5. Should I wait for all TDS entries to appear in Form 26AS before filing? 

Yes, where possible. Q4 TDS returns (January to March) are due from deductors by 31 May 2026. After processing, they appear in Form 26AS by early to mid-June. Filing before June means some TDS credits may not yet be reflected. For the 31 July 2026 deadline, filing after 15 June gives you the most complete picture. If you need to file earlier (for example, to apply for a loan), note that you can file a revised return before 31 December 2026 if any TDS credit is missed.

6. Can I use TIS alone to fill my ITR without checking AIS? 

No. TIS is derived from AIS and is a summary view only. If AIS has errors, TIS will carry those errors forward. Always review the underlying AIS transactions before relying on TIS totals. TIS is a cross-check tool, not a primary source.

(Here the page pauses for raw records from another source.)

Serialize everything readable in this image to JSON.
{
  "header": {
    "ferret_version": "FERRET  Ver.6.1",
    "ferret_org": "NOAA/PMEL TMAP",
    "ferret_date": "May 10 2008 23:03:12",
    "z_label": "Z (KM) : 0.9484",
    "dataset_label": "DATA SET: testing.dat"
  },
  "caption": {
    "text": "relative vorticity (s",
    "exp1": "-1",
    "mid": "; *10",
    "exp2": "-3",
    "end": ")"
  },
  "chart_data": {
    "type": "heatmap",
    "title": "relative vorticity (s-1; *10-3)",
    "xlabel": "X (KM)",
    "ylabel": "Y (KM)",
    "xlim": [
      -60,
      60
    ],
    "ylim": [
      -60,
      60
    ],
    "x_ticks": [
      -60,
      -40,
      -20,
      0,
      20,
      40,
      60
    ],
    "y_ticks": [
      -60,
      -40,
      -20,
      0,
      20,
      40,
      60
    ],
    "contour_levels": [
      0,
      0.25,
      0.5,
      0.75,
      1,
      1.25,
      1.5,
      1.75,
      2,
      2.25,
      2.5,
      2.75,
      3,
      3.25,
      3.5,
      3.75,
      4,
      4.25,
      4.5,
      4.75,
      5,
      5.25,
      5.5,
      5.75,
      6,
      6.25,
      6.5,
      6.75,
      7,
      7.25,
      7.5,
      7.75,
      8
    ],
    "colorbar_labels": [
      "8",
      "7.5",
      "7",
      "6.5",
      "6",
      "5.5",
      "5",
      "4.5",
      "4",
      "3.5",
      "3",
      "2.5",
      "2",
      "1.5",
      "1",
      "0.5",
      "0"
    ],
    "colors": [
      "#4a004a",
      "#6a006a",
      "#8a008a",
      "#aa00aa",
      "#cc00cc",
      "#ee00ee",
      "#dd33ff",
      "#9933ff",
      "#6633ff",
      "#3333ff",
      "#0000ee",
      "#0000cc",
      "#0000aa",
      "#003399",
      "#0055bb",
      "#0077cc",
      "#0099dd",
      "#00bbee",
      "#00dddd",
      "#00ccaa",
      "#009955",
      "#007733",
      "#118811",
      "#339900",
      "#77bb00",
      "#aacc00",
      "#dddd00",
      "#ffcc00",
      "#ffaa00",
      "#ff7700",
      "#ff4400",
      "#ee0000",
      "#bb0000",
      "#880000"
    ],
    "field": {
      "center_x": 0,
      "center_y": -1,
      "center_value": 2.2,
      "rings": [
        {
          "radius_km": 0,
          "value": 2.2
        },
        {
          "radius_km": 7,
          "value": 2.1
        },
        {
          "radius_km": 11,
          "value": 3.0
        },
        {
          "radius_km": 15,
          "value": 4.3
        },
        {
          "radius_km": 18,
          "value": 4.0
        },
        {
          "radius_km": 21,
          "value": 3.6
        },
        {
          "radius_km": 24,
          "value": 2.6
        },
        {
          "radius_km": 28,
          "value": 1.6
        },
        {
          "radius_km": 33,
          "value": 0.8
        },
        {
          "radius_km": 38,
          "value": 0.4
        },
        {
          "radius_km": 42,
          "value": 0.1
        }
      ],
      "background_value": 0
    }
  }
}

7. How often is AIS updated? 

AIS is updated by the Income Tax Department as reporting entities file their returns. Banks file SFTs annually by 31 May. TDS returns are filed quarterly. Brokers and stock exchanges report transactions periodically. AIS for FY 2025-26 should be substantially complete by mid-June 2026, though some entries may trickle in later. If you notice a recent transaction missing in AIS in April or May, wait a few weeks before assuming it is not there.

Sources: Income Tax Department, Government of India: Annual Information Statement (AIS) Guide; ClearTax: New Annual Information Statement (AIS); TaxGarden: AIS vs Form 26AS vs TIS for AY 2026-27; TaxSocial: Form 26AS vs AIS vs TIS: Differences and Mismatches, May 2026.

This article is for general information only and does not constitute tax advice. For complex situations, consult a Chartered Accountant before filing.